A definition with no yield is a conventional function: the parameters from some domain are mapped to a return value in some range. Each mapping is a single evaluation of the function with concrete argument values.

A definition with a yield statement becomes an iterable generator of (potentially) multiple values. The return statement changes its behavior slightly. It no longer defines the one (and only) return value. In a generator function (one that has a yield) the return statement can be thought of as if it raised the StopIteration exception as a way to exit from the generator.

As can be seen in the example above, both statements are in one function. They both work to provide expected semantics.

The code which gets an error is this:

>>> def silly(n, stop=3):
...     for i in range(n):
...         if i == step: return "boom!"
...         yield i


The "why?" question is should -- perhaps -- be obvious at this point.  The return raises an exception; it doesn't provide a value.

The topic, however, remains troubling. The phrase "have both a yield and a return" is bothersome because it fails to recognize that the yield statement has a special role. The yield statement transforms the semantics of the function to make it into a different object with similar syntax.

It's not a matter of having them "both". It's matter of having a return in a generator. This is an entirely separate and trivial-to-answer question.

A Long Useless Rant

The email seems to contain an implicit assumption. It's the notion that programming language semantics are subtle and slippery things. And even "senior people" can't get it right. Because all programming languages (other then the email sender's personal favorite) are inherently confusing. The confusion cannot be avoided.

There are times when programming language semantics are confusing.  For example, the ++ operator in C is confusing. Nothing can be done about that. The original definition was tied to the PDP-11 machine instructions. Since then... Well.... Aspects of the generated code are formally undefined.  Many languages have one or more places where the semantics are "undefined" or only defined by example.

This is not one of those times.

Here's the real problem I have with the garbage aspect of the email.

If you bring personal baggage to the conversation -- i.e., assumptions based on a comparison between some other language and Python -- confusion will erupt all over the place. Languages are different. Concepts don't map from language to language very well. Yes, there are simple abstract principles which have different concrete realizations in different languages.
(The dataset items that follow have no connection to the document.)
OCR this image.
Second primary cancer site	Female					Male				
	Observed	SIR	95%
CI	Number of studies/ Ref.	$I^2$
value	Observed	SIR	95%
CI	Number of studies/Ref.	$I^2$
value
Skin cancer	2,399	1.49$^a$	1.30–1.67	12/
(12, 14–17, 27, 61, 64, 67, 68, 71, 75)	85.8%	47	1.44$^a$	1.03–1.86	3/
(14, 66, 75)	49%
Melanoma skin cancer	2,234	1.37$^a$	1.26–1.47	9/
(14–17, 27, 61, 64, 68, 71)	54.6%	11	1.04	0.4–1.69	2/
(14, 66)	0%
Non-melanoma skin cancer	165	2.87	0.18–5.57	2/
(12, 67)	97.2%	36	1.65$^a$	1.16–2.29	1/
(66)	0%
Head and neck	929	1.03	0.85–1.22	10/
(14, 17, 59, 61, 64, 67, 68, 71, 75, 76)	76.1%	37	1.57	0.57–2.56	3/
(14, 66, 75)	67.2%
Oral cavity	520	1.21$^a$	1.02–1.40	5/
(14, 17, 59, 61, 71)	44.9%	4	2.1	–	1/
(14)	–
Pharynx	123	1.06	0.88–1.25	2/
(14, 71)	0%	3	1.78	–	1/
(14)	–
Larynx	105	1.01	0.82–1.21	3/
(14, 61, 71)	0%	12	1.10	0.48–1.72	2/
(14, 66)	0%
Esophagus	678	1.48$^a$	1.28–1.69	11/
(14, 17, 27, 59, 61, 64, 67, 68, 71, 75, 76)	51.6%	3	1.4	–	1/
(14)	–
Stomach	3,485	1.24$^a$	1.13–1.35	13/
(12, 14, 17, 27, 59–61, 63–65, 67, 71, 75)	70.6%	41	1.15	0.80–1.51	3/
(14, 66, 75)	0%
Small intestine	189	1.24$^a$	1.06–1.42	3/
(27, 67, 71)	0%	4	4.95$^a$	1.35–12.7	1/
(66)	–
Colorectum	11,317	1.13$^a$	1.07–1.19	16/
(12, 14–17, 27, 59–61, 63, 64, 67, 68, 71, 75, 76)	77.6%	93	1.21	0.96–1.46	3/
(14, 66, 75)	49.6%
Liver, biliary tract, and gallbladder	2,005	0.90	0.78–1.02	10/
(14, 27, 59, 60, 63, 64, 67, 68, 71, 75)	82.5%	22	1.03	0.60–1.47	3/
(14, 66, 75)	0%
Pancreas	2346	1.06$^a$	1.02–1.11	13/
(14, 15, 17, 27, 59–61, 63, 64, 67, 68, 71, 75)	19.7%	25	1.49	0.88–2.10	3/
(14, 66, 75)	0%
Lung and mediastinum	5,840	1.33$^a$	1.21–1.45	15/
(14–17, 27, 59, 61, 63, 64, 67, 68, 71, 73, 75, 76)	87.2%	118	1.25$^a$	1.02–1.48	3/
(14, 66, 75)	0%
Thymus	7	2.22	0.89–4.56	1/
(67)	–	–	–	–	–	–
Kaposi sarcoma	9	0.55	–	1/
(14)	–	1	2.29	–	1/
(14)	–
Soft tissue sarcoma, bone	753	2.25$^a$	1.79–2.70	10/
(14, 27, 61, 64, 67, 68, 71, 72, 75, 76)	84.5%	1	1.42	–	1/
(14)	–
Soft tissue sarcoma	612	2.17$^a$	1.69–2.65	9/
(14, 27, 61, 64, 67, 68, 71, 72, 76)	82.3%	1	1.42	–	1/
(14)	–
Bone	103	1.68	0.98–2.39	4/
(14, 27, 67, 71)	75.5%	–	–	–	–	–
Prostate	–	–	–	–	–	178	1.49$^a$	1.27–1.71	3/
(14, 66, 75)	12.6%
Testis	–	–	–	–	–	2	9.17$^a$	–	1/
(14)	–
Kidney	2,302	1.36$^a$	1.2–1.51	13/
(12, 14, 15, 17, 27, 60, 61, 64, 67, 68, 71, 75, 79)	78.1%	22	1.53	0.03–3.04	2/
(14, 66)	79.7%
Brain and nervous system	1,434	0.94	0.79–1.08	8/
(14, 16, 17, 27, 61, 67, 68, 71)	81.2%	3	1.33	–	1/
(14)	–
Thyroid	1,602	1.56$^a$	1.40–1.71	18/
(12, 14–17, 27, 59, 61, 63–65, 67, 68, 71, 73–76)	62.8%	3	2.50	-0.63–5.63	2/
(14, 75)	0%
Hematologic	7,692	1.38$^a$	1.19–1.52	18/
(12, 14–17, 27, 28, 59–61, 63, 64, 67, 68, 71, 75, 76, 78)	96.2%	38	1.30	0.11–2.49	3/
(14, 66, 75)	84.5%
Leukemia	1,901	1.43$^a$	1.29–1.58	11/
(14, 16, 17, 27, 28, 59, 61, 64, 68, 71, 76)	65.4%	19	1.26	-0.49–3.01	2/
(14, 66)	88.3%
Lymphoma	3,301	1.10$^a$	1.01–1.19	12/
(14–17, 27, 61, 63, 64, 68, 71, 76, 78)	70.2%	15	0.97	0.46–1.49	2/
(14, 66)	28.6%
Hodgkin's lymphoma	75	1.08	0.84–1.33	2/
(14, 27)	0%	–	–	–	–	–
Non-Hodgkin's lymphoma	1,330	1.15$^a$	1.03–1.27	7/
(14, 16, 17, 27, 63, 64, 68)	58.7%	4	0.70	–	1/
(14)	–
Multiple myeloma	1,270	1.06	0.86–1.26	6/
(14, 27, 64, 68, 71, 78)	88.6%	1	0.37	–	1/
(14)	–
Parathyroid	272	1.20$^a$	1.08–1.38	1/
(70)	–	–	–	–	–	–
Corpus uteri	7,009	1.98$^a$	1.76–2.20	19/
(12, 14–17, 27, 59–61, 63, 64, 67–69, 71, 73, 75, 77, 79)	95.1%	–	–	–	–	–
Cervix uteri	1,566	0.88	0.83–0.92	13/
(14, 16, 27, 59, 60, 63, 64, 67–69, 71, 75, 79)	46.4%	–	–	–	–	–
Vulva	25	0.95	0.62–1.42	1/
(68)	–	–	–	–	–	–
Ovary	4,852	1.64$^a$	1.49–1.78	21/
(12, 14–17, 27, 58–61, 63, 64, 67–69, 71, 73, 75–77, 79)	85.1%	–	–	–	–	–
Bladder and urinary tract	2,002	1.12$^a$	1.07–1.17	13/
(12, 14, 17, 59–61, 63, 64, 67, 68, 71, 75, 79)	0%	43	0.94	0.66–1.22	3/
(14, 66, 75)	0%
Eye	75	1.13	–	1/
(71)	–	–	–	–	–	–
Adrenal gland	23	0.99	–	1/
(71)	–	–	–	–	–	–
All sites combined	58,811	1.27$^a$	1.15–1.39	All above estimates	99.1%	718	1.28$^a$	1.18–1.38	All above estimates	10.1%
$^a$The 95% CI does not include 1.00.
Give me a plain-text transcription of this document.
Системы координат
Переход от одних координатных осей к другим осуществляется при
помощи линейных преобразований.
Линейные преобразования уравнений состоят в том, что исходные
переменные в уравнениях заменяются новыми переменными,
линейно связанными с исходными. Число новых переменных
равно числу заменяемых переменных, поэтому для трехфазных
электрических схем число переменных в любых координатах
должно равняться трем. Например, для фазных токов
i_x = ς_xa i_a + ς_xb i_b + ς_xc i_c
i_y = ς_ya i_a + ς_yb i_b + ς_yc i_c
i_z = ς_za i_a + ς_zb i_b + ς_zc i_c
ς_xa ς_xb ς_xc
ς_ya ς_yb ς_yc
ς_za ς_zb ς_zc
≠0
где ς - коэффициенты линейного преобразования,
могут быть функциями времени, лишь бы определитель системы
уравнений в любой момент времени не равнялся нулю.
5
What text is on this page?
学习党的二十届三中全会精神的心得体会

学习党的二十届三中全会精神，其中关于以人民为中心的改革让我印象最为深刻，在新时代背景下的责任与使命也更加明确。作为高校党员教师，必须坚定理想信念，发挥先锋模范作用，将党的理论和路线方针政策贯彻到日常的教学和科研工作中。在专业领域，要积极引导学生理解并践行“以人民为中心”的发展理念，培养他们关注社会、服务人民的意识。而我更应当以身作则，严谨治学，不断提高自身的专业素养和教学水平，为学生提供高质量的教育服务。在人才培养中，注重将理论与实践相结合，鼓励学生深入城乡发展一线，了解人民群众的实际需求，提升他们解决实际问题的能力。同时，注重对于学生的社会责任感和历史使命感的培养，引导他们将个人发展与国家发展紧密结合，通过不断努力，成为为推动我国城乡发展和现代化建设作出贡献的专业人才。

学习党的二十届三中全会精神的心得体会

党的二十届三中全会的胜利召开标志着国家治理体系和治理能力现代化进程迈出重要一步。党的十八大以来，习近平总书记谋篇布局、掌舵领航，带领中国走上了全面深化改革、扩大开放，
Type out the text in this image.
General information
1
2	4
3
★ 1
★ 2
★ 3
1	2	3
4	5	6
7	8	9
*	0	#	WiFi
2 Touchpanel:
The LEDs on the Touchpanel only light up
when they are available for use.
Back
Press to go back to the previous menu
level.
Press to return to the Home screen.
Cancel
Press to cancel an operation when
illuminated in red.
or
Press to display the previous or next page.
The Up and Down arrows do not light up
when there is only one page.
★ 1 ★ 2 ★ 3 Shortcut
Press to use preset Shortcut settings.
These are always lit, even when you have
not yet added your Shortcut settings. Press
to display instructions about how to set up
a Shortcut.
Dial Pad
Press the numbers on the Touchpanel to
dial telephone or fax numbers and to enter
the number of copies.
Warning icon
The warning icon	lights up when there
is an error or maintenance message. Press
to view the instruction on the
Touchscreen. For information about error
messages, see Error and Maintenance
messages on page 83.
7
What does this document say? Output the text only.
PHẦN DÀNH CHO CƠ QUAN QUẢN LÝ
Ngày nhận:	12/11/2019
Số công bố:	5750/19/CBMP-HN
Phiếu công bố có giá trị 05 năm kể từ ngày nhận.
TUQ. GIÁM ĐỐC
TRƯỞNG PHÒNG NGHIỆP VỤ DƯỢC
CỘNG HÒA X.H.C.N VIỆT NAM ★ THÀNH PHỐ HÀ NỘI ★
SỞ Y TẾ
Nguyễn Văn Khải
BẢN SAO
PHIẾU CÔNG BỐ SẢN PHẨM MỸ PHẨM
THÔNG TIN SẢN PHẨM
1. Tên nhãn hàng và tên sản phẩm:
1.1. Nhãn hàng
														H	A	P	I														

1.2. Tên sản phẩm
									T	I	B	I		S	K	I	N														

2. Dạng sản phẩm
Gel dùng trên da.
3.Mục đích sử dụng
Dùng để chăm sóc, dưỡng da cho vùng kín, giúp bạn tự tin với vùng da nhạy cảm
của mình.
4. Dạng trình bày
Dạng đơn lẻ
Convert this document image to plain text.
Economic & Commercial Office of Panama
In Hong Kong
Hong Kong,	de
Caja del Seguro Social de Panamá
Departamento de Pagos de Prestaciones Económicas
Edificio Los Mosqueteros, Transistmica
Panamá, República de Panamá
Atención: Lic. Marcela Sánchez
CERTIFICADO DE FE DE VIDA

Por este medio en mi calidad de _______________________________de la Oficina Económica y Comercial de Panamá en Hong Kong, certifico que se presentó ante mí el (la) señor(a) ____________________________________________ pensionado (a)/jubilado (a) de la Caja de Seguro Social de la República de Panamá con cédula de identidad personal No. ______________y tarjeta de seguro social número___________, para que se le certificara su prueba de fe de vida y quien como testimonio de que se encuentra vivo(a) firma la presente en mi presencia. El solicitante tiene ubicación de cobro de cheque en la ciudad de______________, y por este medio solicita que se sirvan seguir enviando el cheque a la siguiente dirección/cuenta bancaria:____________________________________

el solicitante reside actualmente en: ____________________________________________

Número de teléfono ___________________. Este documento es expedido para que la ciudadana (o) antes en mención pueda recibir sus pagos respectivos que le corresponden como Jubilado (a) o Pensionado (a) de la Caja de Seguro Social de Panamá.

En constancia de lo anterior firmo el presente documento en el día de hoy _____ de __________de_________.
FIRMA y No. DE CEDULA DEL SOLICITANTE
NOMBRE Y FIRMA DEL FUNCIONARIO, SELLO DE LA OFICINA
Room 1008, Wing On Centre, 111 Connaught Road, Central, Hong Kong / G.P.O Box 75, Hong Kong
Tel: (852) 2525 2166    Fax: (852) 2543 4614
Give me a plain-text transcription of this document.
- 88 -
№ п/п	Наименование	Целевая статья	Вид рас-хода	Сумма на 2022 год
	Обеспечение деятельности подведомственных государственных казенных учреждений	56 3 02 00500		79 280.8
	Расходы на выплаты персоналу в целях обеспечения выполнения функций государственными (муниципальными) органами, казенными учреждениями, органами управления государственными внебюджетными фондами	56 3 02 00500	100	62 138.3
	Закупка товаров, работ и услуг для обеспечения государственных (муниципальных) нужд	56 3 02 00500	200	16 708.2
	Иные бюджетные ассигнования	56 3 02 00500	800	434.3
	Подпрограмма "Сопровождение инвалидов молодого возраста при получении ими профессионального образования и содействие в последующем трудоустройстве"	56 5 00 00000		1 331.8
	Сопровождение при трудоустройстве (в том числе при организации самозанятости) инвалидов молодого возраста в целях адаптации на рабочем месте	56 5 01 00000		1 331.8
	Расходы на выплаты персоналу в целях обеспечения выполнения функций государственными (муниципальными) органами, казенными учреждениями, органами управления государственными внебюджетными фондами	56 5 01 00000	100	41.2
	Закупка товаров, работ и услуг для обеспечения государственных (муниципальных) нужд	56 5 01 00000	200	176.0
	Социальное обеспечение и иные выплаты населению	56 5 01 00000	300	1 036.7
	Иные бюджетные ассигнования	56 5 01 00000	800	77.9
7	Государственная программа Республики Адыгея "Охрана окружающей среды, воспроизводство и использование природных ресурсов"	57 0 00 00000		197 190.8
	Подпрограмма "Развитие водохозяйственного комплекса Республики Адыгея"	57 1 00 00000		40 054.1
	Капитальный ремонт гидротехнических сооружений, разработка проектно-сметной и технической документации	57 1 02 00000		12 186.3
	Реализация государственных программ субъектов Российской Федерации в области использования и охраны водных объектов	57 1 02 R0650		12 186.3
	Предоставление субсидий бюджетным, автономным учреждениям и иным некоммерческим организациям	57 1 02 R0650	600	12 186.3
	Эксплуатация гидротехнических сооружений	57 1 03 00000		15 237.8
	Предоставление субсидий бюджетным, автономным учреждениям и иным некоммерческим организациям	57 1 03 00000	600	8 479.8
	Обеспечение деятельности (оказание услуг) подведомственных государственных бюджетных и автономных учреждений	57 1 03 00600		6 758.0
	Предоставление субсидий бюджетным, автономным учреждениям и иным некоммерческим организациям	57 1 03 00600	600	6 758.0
But among the various concrete realizations, there may not be a simple mapping.

It's essential to discard all knowledge of all previous favorite programming languages when learning a new language.

I'll repeat that for the author of the email.

Don't Go To The Well With A Full Bucket.

You won't get anything.

In this specific case, the notion of "function" in Python is expanded to include two superficially similar things. The syntax is nearly identical. But the behaviors are remarkably different. It's essential to grasp the idea that the two things are different, and can't be casually lumped together as "function/iterator".

The crux of the email appears to be a failure to get the Python language rules in a profound way.